I can understand! But would you like to also add intrinsics to the RLDS data? @kpertsch
I want to train a policy that can adapt to any intrinsics / extrinsics. My plan is to include such info in the policy input...
Got it -- yeah we can add intrinsic info too
Great thanks!
Re adding things to RLDS: I will try to add the extrinsic info when I recompile the RLDS data! Depth increases dataset size a lot since it's not compressible and needs to be stored as float32 tensors (and thereby makes loading during training slower), so we intentionally didn't include it, but try to provide utilities for people to compute it themselves if they would like to!

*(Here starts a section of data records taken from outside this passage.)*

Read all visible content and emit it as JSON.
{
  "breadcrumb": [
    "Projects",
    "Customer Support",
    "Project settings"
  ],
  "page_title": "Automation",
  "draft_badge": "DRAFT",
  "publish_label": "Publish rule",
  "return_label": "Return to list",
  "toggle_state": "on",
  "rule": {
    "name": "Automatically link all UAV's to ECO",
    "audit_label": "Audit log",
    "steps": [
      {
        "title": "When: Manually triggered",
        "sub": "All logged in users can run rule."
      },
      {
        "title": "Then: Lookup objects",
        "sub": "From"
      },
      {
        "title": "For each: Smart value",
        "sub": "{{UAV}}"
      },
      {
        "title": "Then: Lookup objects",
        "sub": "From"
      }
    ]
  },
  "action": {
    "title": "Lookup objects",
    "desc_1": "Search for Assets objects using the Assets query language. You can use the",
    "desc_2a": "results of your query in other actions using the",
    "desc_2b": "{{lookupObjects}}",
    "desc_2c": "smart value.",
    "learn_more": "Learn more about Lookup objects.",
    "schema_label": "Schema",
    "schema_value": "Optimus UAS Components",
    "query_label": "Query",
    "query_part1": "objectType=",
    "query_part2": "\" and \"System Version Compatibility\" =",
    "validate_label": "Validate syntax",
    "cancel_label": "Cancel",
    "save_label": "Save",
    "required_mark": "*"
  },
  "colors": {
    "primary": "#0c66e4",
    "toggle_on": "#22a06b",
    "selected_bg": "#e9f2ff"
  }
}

Hi, have you finished this RLDS recompiling? I also need it!
Hi @kpertsch One more question: Current extrinsics are for the 3rf person cameras. How to get the extrinsic of the wrist camera?
Hello! Thanks for opening-source this great works! I am trying to analyze the raw data (27TB). However, I was wondering where the camera intrinsics are. Could you please provide some information.